Existing low-bit (<2-bit) language model quantization methods struggle to balance accuracy and scalability during training from scratch due to the homogenization of parameter sensitivity. This work proposes pQuant, which identifies and addresses the previously overlooked “parameter democratization effect.” The method decouples linear layers into a 1-bit backbone branch and a high-precision branch dedicated to sensitive parameters, guided by a feature scaling mechanism that strategically allocates sensitivity. Furthermore, it integrates sparse mixture-of-experts activation structures to enhance model capacity. pQuant substantially outperforms current quantization approaches under ultra-low-bit settings, achieving state-of-the-art accuracy while maintaining efficient inference.

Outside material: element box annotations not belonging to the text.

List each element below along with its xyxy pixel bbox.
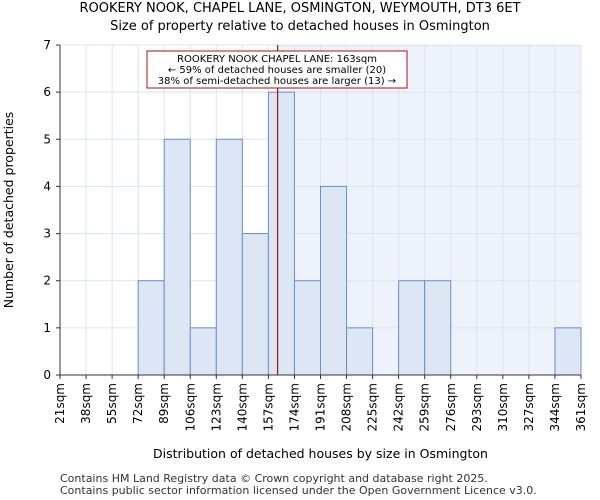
x-tick-label: 276sqm (444, 383, 458, 431)
histogram-bar (320, 185, 348, 376)
x-tick-label: 310sqm (496, 383, 510, 431)
x-tick-label: 344sqm (548, 383, 562, 431)
annotation-line-1: ROOKERY NOOK CHAPEL LANE: 163sqm (177, 54, 377, 65)
histogram-bar (215, 138, 243, 376)
x-tick-label: 21sqm (53, 383, 67, 424)
x-tick-label: 140sqm (235, 383, 249, 431)
y-tick-label: 4 (43, 179, 51, 193)
footer-copyright: Contains HM Land Registry data © Crown c… (60, 472, 488, 485)
histogram-bar (241, 233, 269, 376)
x-tick-label: 208sqm (340, 383, 354, 431)
histogram-bar (189, 327, 217, 376)
chart-title: ROOKERY NOOK, CHAPEL LANE, OSMINGTON, WE… (79, 1, 521, 16)
x-tick-label: 293sqm (470, 383, 484, 431)
histogram-bar (424, 280, 452, 376)
y-tick-label: 1 (43, 321, 51, 335)
x-axis-title: Distribution of detached houses by size … (153, 446, 488, 461)
annotation-line-2: ← 59% of detached houses are smaller (20… (168, 65, 386, 76)
y-axis-title: Number of detached properties (1, 112, 16, 309)
y-tick-label: 3 (43, 227, 51, 241)
histogram-bar (554, 327, 582, 376)
x-tick-label: 361sqm (574, 383, 588, 431)
x-tick-label: 123sqm (209, 383, 223, 431)
x-tick-label: 106sqm (183, 383, 197, 431)
histogram-bar (137, 280, 165, 376)
x-tick-label: 225sqm (366, 383, 380, 431)
x-tick-label: 242sqm (392, 383, 406, 431)
histogram-bar (163, 138, 191, 376)
histogram-bar (267, 91, 295, 376)
annotation-line-3: 38% of semi-detached houses are larger (… (158, 76, 396, 87)
annotation-box (146, 50, 408, 89)
y-tick-label: 2 (43, 274, 51, 288)
histogram-bar (346, 327, 374, 376)
histogram-bar (398, 280, 426, 376)
footer-licence: Contains public sector information licen… (60, 484, 537, 497)
x-tick-label: 38sqm (79, 383, 93, 424)
x-tick-label: 157sqm (261, 383, 275, 431)
y-tick-label: 7 (43, 38, 51, 52)
y-tick-label: 6 (43, 85, 51, 99)
x-tick-label: 327sqm (522, 383, 536, 431)
x-tick-label: 55sqm (105, 383, 119, 424)
histogram-chart: 0 1 2 3 4 5 6 7 21sqm 38sqm 55sqm 72sqm 89sqm 106sqm 1… (1, 38, 588, 461)
y-tick-label: 5 (43, 132, 51, 146)
x-tick-label: 89sqm (157, 383, 171, 424)
x-tick-label: 174sqm (287, 383, 301, 431)
y-tick-label: 0 (43, 368, 51, 382)
chart-subtitle: Size of property relative to detached ho… (110, 19, 490, 34)
x-tick-label: 259sqm (418, 383, 432, 431)
x-tick-label: 72sqm (131, 383, 145, 424)
x-tick-label: 191sqm (314, 383, 328, 431)
histogram-bar (293, 280, 322, 376)
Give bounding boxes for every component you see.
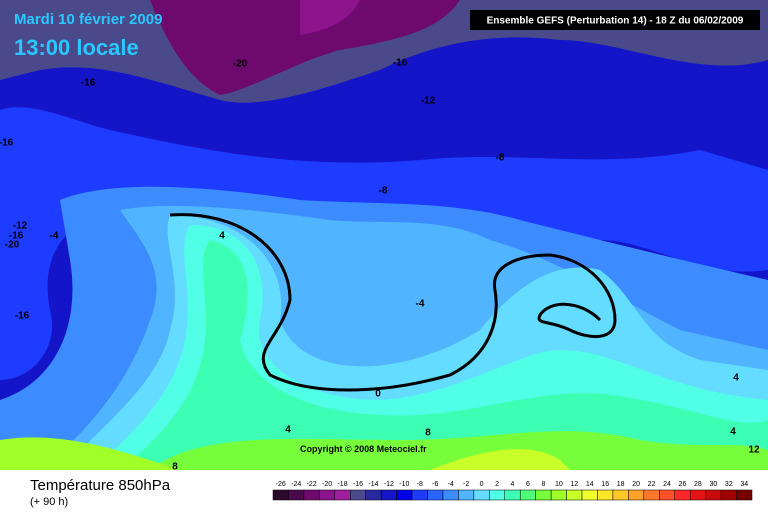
legend-swatch bbox=[303, 489, 320, 501]
legend-swatch bbox=[350, 489, 366, 501]
legend-swatch bbox=[659, 489, 675, 501]
contour-label: -16 bbox=[81, 78, 96, 89]
contour-label: -16 bbox=[393, 58, 408, 69]
contour-label: -16 bbox=[9, 231, 24, 242]
legend-label: 2 bbox=[495, 481, 499, 488]
legend-swatch bbox=[288, 489, 305, 501]
legend-label: 34 bbox=[740, 481, 748, 488]
local-time: 13:00 locale bbox=[14, 35, 139, 60]
legend-swatch bbox=[427, 489, 444, 501]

Quantization-Aware Training from scratch has emerged as a promising approach for building efficient large language models (LLMs) with extremely low-bit weights (sub 2-bit), which can offer substantial advantages for edge deployment. However, existing methods still fail to achieve satisfactory accuracy and scalability. In this work, we identify a parameter democratization effect as a key bottleneck: the sensitivity of all parameters becomes homogenized, severely limiting expressivity. To address this, we propose pQuant, a method that decouples parameters by splitting linear layers into two specialized branches: a dominant 1-bit branch for efficient computation and a compact high-precision branch dedicated to preserving the most sensitive parameters. Through tailored feature scaling, we explicitly guide the model to allocate sensitive parameters to the high-precision branch. Furthermore, we extend this branch into multiple, sparsely-activated experts, enabling efficient capacity scaling. Extensive experiments indicate our pQuant achieves state-of-the-art performance in extremely low-bit quantization.